REPUBLIKA.CO.ID., ANKARA -- Perang Rusia-Ukraina akan berakhir di meja perundingan, bukan di medan perang, kata Menteri Luar Negeri Turki Mevlut Cavusoglu pada Rabu (23/11/2022), menyoroti upaya negara itu untuk menengahi penyelesaian konflik.
"Dengan satu atau lain cara, perang ini akan berakhir di atas meja. Kami tidak berpikir ini akan berakhir dengan perolehan militer di lapangan. Meski begitu, ada risiko perang yang dapat berlangsung selama beberapa dekade," kata Cavusoglu dalam konferensi tentang kebijakan luar negeri kemanusiaan dan kemanusiaan Türkiye di ibu kota Ankara.
Pada pembicaraan damai dua hari yang terpisah antara delegasi Rusia dan Ukraina yang diadakan di Istanbul pada bulan Maret nanti, Cavusoglu mengatakan, "Sebenarnya, ketika kami berkumpul bersama di Istanbul, pihak-pihak sudah sangat dekat dengan gencatan senjata."
Menekankan pentingnya kebijakan keseimbangan Turki dalam perang Rusia-Ukraina, dia mengatakan Presiden Recep Tayyip Erdogan adalah satu-satunya pemimpin di NATO yang dapat bertemu secara setara dengan rekan-rekannya dari Rusia dan Ukraina.
“Menjadi negara NATO bukan berarti kita tidak bisa bertemu dengan Rusia atau negara lain. Keseimbangan ini perlu dijaga dengan baik.”
Turki adalah pelopor dalam masalah mediasi dalam organisasi seperti PBB, Organisasi untuk Keamanan dan Kerjasama di Eropa (OSCE), dan Organisasi Kerjasama Islam, tambah dia.

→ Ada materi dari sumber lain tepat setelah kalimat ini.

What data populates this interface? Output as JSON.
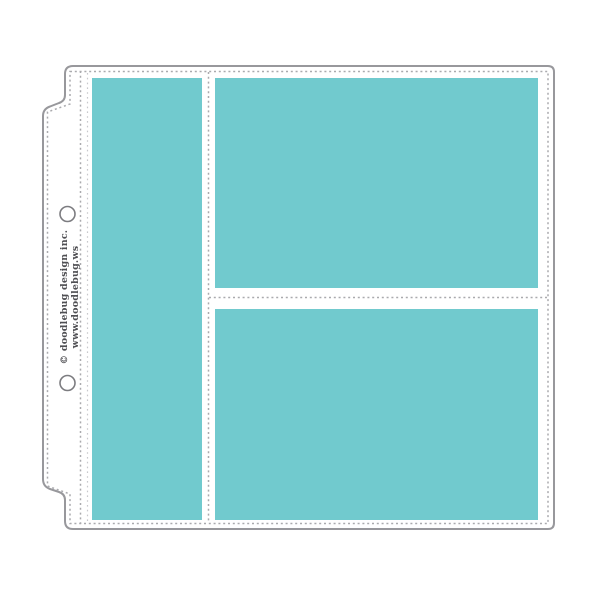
{
  "product": {
    "name": "page-protector-with-pocket-inserts",
    "branding": {
      "line1": "© doodlebug design inc.",
      "line2": "www.doodlebug.ws"
    },
    "pockets": [
      {
        "id": "left-tall-pocket"
      },
      {
        "id": "top-right-pocket"
      },
      {
        "id": "bottom-right-pocket"
      }
    ],
    "hole_count": 2
  },
  "colors": {
    "pocket_teal": "#71cace",
    "outline_gray": "#98989c",
    "stitch_gray": "#aaaaae",
    "stitch_light_gray": "#c8c8cc",
    "hole_ring_gray": "#7c7c80",
    "text_gray": "#4f4f53",
    "sheet_white": "#ffffff",
    "background_white": "#ffffff"
  }
}
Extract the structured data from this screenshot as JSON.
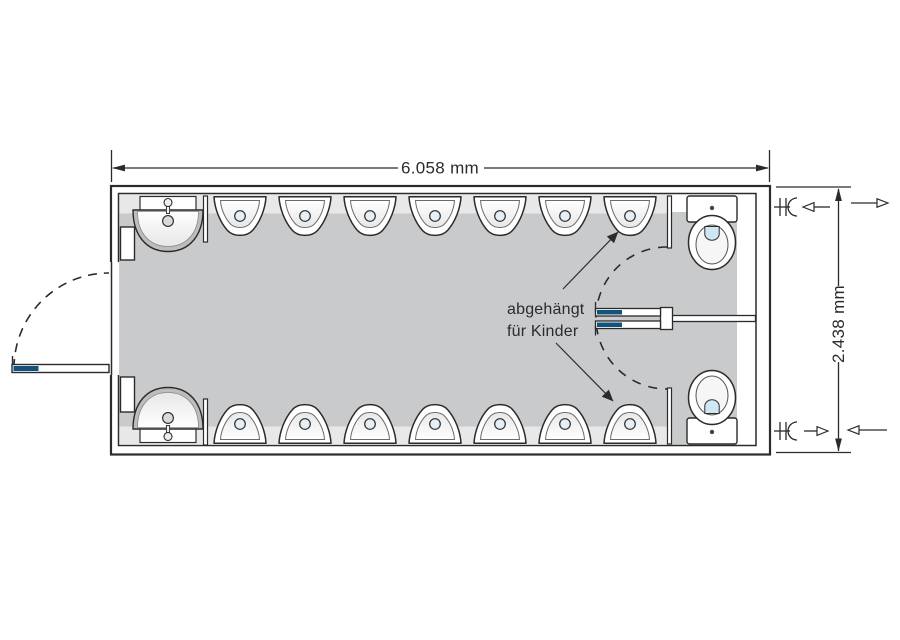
{
  "diagram": {
    "dimension_width_label": "6.058 mm",
    "dimension_height_label": "2.438 mm",
    "annotation_line1": "abgehängt",
    "annotation_line2": "für Kinder"
  },
  "fixtures": {
    "urinals_top_count": 7,
    "urinals_bottom_count": 7,
    "washbasins_count": 2,
    "toilets_count": 2
  },
  "colors": {
    "outline": "#2b2b2b",
    "floor_gray": "#c9cacb",
    "wall_band_gray": "#e8e8e8",
    "accent_blue": "#14527e",
    "flush_blue": "#cfe6f4"
  }
}
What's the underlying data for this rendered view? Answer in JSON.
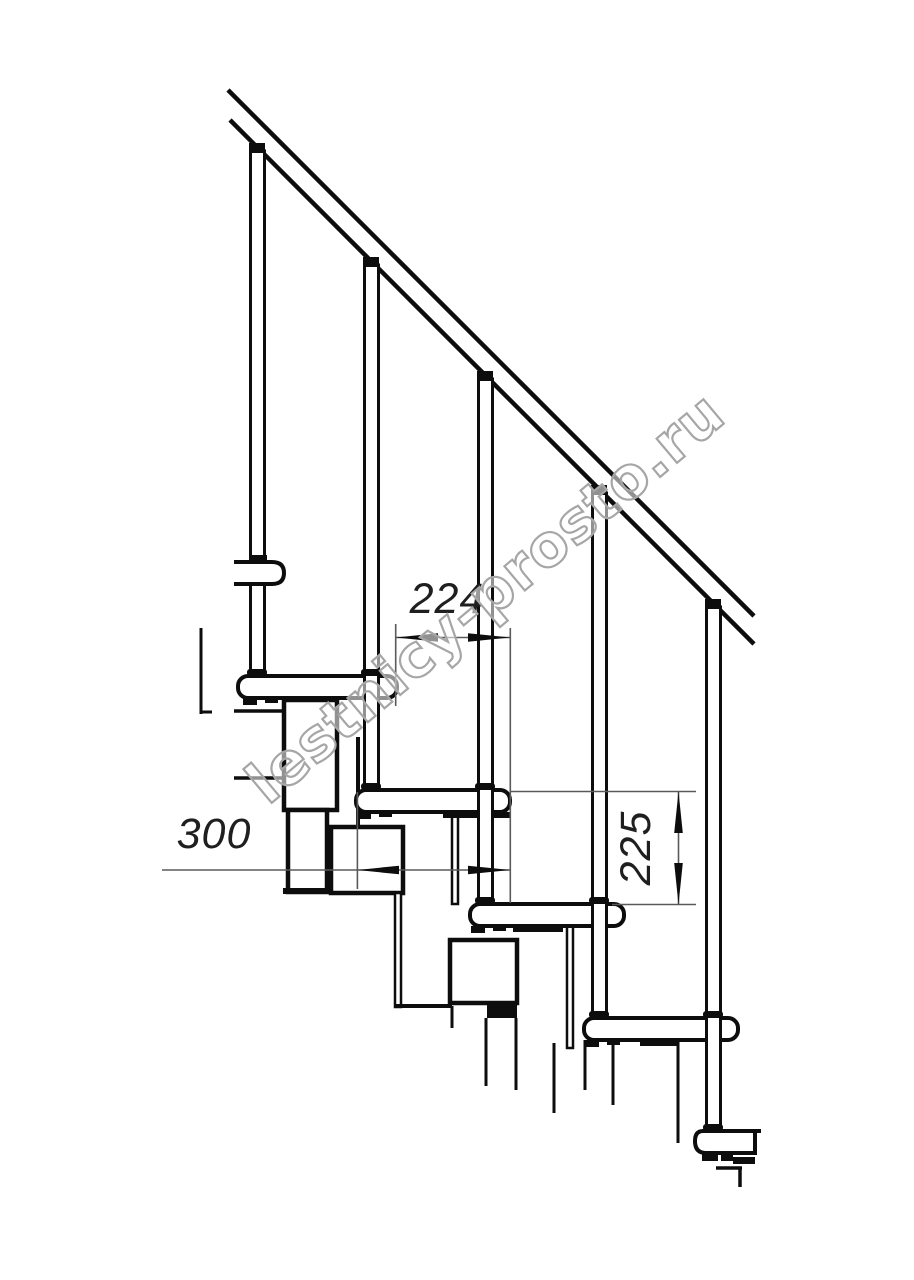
{
  "drawing": {
    "kind": "staircase-side-view-technical-drawing"
  },
  "dimensions": {
    "step_going": {
      "value": "224"
    },
    "tread_depth": {
      "value": "300"
    },
    "step_rise": {
      "value": "225"
    }
  },
  "watermark": {
    "text": "lestnicy-prosto.ru",
    "color": "#a6a6a6"
  },
  "colors": {
    "background": "#ffffff",
    "line": "#0d0d0d",
    "dimension_line": "#5a5a5a",
    "text": "#1f1f1f"
  }
}
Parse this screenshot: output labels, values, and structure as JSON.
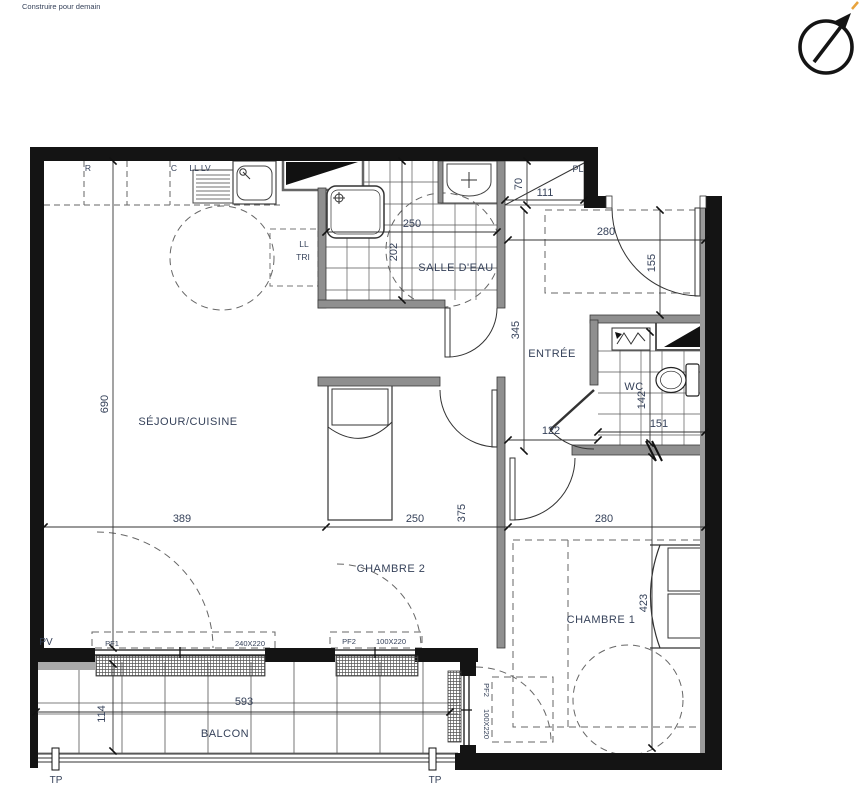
{
  "branding": {
    "logo": "Construire pour demain"
  },
  "labels": {
    "sejour": "SÉJOUR/CUISINE",
    "salle_deau": "SALLE D'EAU",
    "entree": "ENTRÉE",
    "wc": "WC",
    "chambre1": "CHAMBRE 1",
    "chambre2": "CHAMBRE 2",
    "balcon": "BALCON",
    "pl": "PL",
    "pv": "PV",
    "pf1": "PF1",
    "pf1_size": "240X220",
    "pf2": "PF2",
    "pf2_size": "100X220",
    "pf2v": "PF2",
    "pf2v_size": "100X220",
    "tp_left": "TP",
    "tp_right": "TP",
    "kitchen_r": "R",
    "kitchen_c": "C",
    "kitchen_ll_lv": "LL LV",
    "ll": "LL",
    "tri": "TRI"
  },
  "dims": {
    "sejour_h": "690",
    "sejour_w": "389",
    "sde_w": "250",
    "sde_h": "202",
    "pl_h": "70",
    "pl_w": "111",
    "entry_w": "280",
    "entry_h": "155",
    "entree_len": "345",
    "hall_w": "122",
    "wc_w": "151",
    "wc_h": "142",
    "ch2_w": "250",
    "ch2_h": "375",
    "ch1_w": "280",
    "ch1_h": "423",
    "balcon_w": "593",
    "balcon_h": "114"
  },
  "colors": {
    "wall": "#141414",
    "partition": "#8f8f8f",
    "dim_text": "#36425a",
    "logo_blue": "#4356a8",
    "compass_accent": "#e8a33d"
  }
}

Pertukaran tahanan antara Rusia dan Ukraina juga diamankan atas prakarsa Presiden Erdogan, katanya, menambahkan bahwa Ankara juga memainkan peran memfasilitasi dalam pembicaraan tentang masalah pembangkit listrik tenaga nuklir Zaporizhzhia.
Dia mengkritik reaksi dari Uni Eropa, AS, Yunani, dan otoritas Siprus Yunani terhadap pengakuan Republik Turki Siprus Utara (TRNC) sebagai anggota pengamat Organisasi Negara-negara Turki.
"Mereka mengancam negara-negara Turki dan menekan mereka, tetapi mereka melihat bahwa dunia Turki tidak lagi tunduk pada ancaman dan tekanan seperti itu."
Selain memuji inisiatif Turki di Afrika dan Amerika Latin, Cavusoglu mengatakan perdagangan negara itu dengan Afrika telah meroket dari 4,5 miliar dolar AS menjadi 35,4 miliar dolar AS, ditetapkan mencapai 45 miliar dolar AS tahun ini.